Der Tückische: Machtmensch Laschet

Er ist der Mann der Kanzlerin, die ihr Feld bestellt, wie das in der deutschen Politik üblich ist. Traditionell wird bei Hofe bestimmt, wer wem nachfolgt. Wohlverhalten und die Bereitschaft, bis zur eigenen Regentschaft bedingungslos zu folgen, sind Grundvoraussetzungen für eine Karriere, die hoch und höher führt. Verstöße werden in den Sphären der Spitzenpolitik schneller sanktioniert als Versagen – Thomas de Maiziere, über Jahre ein treuer Gefolgsmann Angela Merkels, weiß davon ebenso zu berichten wie Norbert Röttgen, der im Schatten den mächtigsten Frau der Welt segelte, bis sie ihm den Mast kürzte. 

Offene Rechnungen

Auch Friedrich Merz hat seine Rechnung mit Angela Merkel noch offen, denn der gefühlte Kanzler in spe wurde 2004 von der Frau, die er stets unterschätzt hatte, aus seinem Amt als Fraktionsvorsitzender von CDU und CSU entfernt, ehe er überhaupt dazu kam, einen Aufstand anzuzetteln. Als Merkel ihr eigenesd Ende verkündete, tauchte Merz wieder auf, getrieben vielleicht immer noch vom Gedanken, es besser zu können. Womöglich aber auch von dem, immer noch stark genug zu sein um die Pläne der scheidenden Domina der Union zumindest ein wenig durchkreuzen zu können. 

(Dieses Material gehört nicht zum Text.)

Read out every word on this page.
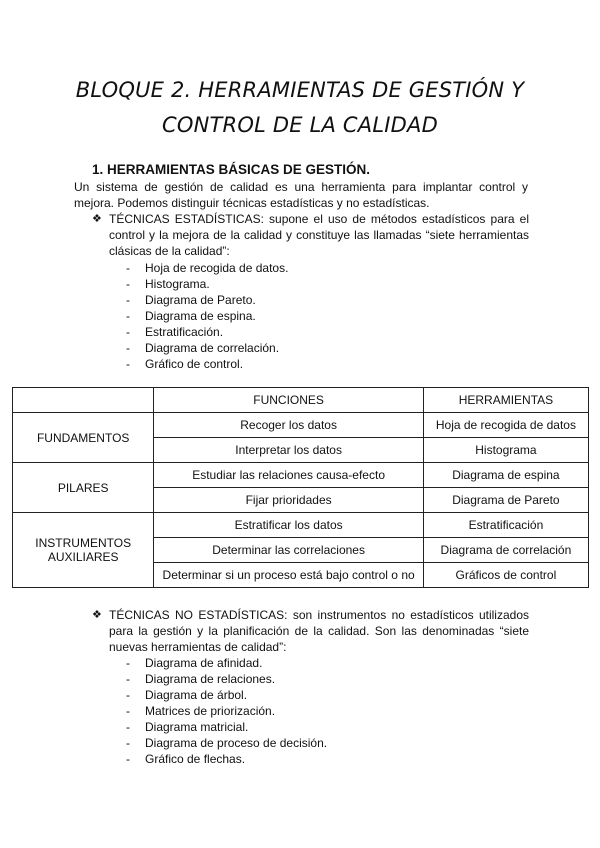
BLOQUE 2. HERRAMIENTAS DE GESTIÓN Y
CONTROL DE LA CALIDAD
1. HERRAMIENTAS BÁSICAS DE GESTIÓN.
Un sistema de gestión de calidad es una herramienta para implantar control y mejora. Podemos distinguir técnicas estadísticas y no estadísticas.
❖ TÉCNICAS ESTADÍSTICAS: supone el uso de métodos estadísticos para el control y la mejora de la calidad y constituye las llamadas “siete herramientas clásicas de la calidad”:
- Hoja de recogida de datos.
- Histograma.
- Diagrama de Pareto.
- Diagrama de espina.
- Estratificación.
- Diagrama de correlación.
- Gráfico de control.
	FUNCIONES	HERRAMIENTAS
FUNDAMENTOS	Recoger los datos	Hoja de recogida de datos
	Interpretar los datos	Histograma
PILARES	Estudiar las relaciones causa-efecto	Diagrama de espina
	Fijar prioridades	Diagrama de Pareto
INSTRUMENTOS AUXILIARES	Estratificar los datos	Estratificación
	Determinar las correlaciones	Diagrama de correlación
	Determinar si un proceso está bajo control o no	Gráficos de control
❖ TÉCNICAS NO ESTADÍSTICAS: son instrumentos no estadísticos utilizados para la gestión y la planificación de la calidad. Son las denominadas “siete nuevas herramientas de calidad”:
- Diagrama de afinidad.
- Diagrama de relaciones.
- Diagrama de árbol.
- Matrices de priorización.
- Diagrama matricial.
- Diagrama de proceso de decisión.
- Gráfico de flechas.
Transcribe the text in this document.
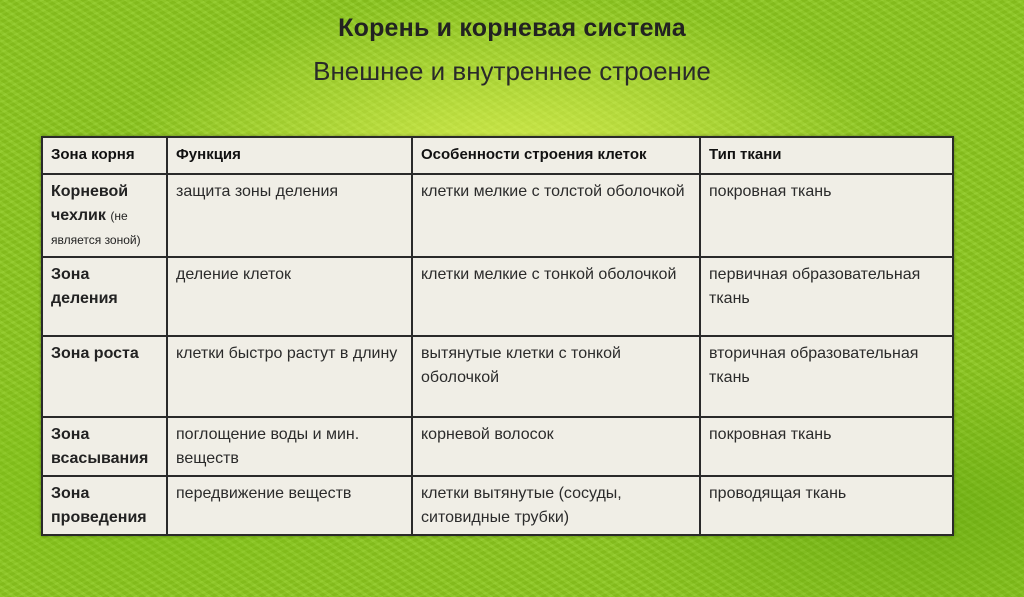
Корень и корневая система
Внешнее и внутреннее строение
Зона корня	Функция	Особенности строения клеток	Тип ткани
Корневой чехлик (не является зоной)	защита зоны деления	клетки мелкие с толстой оболочкой	покровная ткань
Зона деления	деление клеток	клетки мелкие с тонкой оболочкой	первичная образовательная ткань
Зона роста	клетки быстро растут в длину	вытянутые клетки с тонкой оболочкой	вторичная образовательная ткань
Зона всасывания	поглощение воды и мин. веществ	корневой волосок	покровная ткань
Зона проведения	передвижение веществ	клетки вытянутые (сосуды, ситовидные трубки)	проводящая ткань
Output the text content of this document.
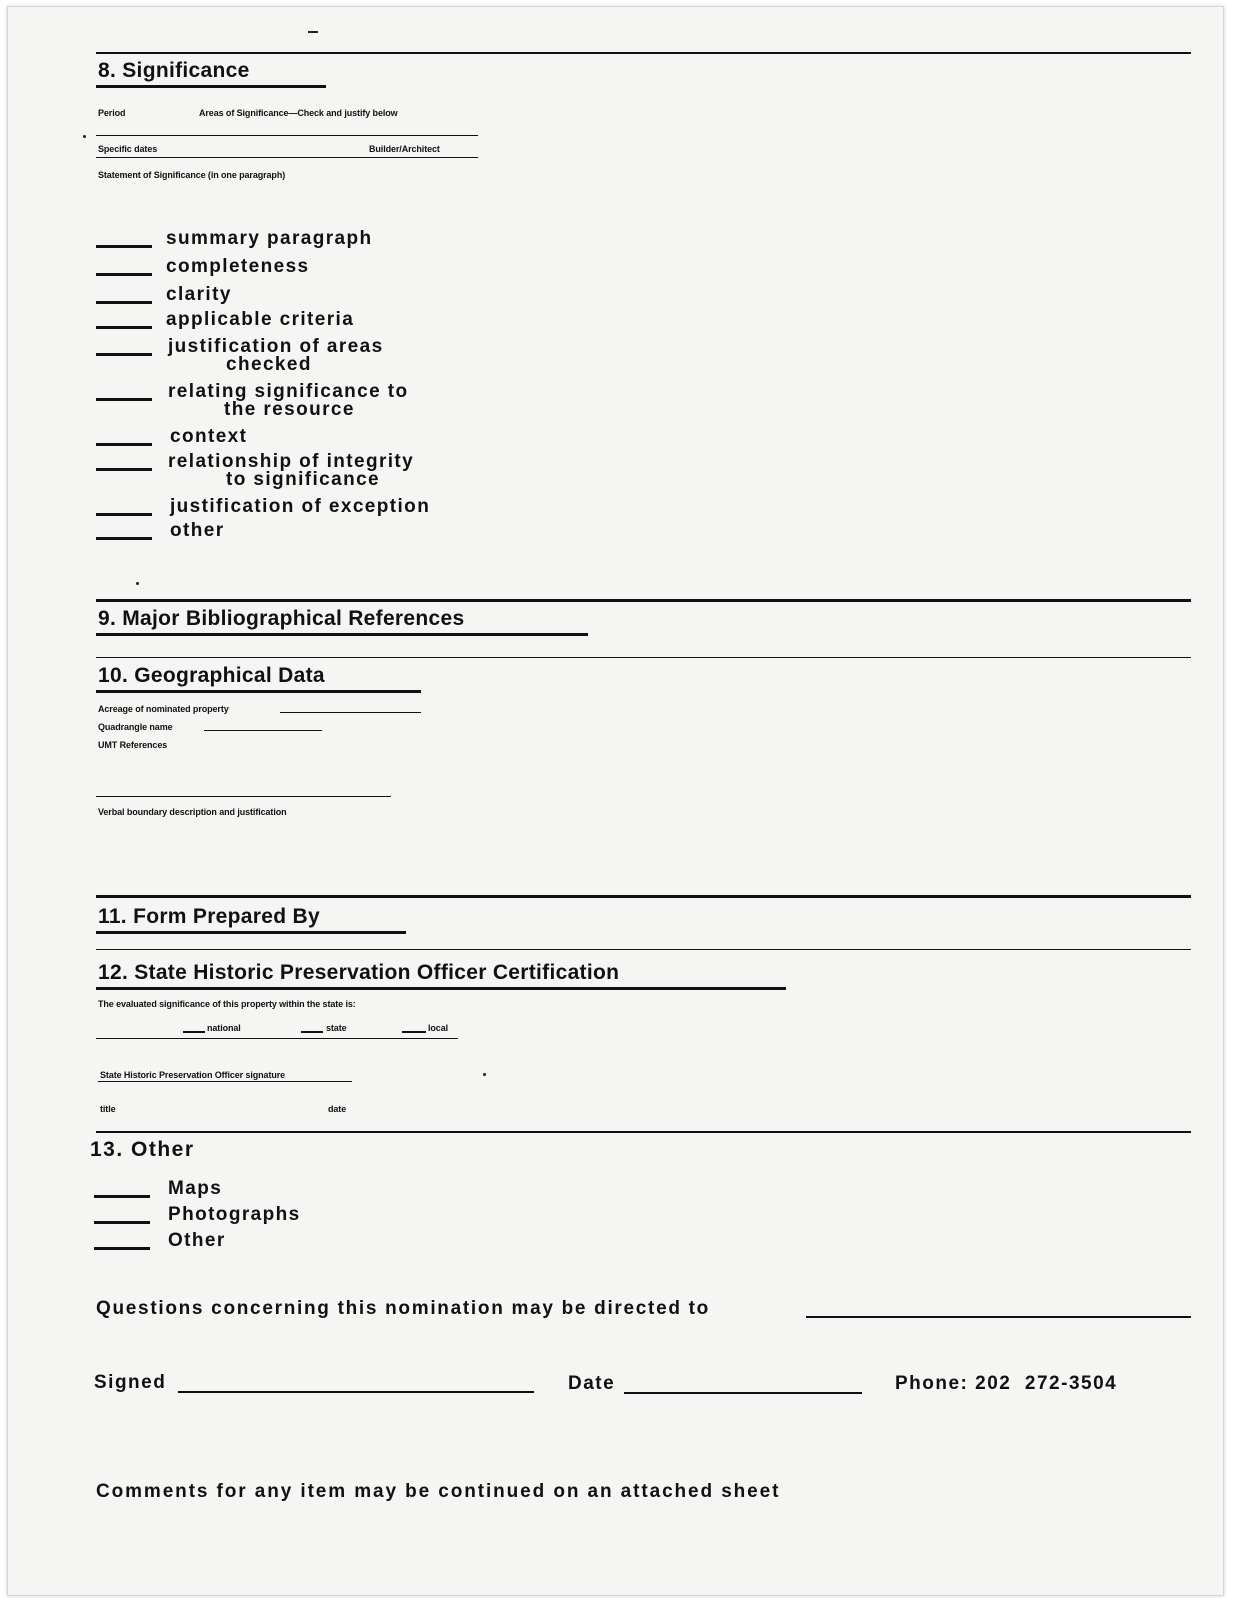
8. Significance
Period	Areas of Significance—Check and justify below
Specific dates	Builder/Architect
Statement of Significance (in one paragraph)
summary paragraph
completeness
clarity
applicable criteria
justification of areas
checked
relating significance to
the resource
context
relationship of integrity
to significance
justification of exception
other
9. Major Bibliographical References
10. Geographical Data
Acreage of nominated property
Quadrangle name
UMT References
Verbal boundary description and justification
11. Form Prepared By
12. State Historic Preservation Officer Certification
The evaluated significance of this property within the state is:
national	state	local
State Historic Preservation Officer signature
title	date
13. Other
Maps
Photographs
Other
Questions concerning this nomination may be directed to
Signed	Date	Phone: 202  272-3504
Comments for any item may be continued on an attached sheet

Eine Gefahr, die auch die auf Merkel eingeschworene Chefetage der CDU zu sehen scheint. Nachdem die unglücklich und zunehmend auch unsichtbar agierende Annegret Kramp-Karrenbauer, nach Merkel ursprünglichen Plänen eigentlich die nächste Kanzlerin, in der Thüringen-Krise hatte ihren Hut nehmen müssen, gilt die Nachfolgeentscheidung beim Parteivorsitz als Schicksalsfrage der Union: Mit Laschet weiter nach links oder mit Merz zurück nach rechts? Oder gar mit Röttgen ganz ins Aus? 

Was wäre das Experiment?

Die letzte Volkspartei, nach mehr als sieben Jahrzehnten Bundesrepublik identisch mit dem Staat, will keine Experimente wagen. Weiß aber nicht, was eigentlich das Experiment wäre: Merz, der den Führungswillen eines alten weißen Mannes auszustrahlen versucht? Oder Laschet, der Mann mit der verrutschten Maske, der im Frühjahr als „gefährlicher Lockerungspopulist“ brillierte, inzwischen eine Corona-Performance zwischen Bolsonaro und dem Spanier Sanchez vorzuweisen hat und als Graant dafür gilt, den 17 zusehends lähmenden Merkeljahren weitere gleicher Art folgen zu lassen? 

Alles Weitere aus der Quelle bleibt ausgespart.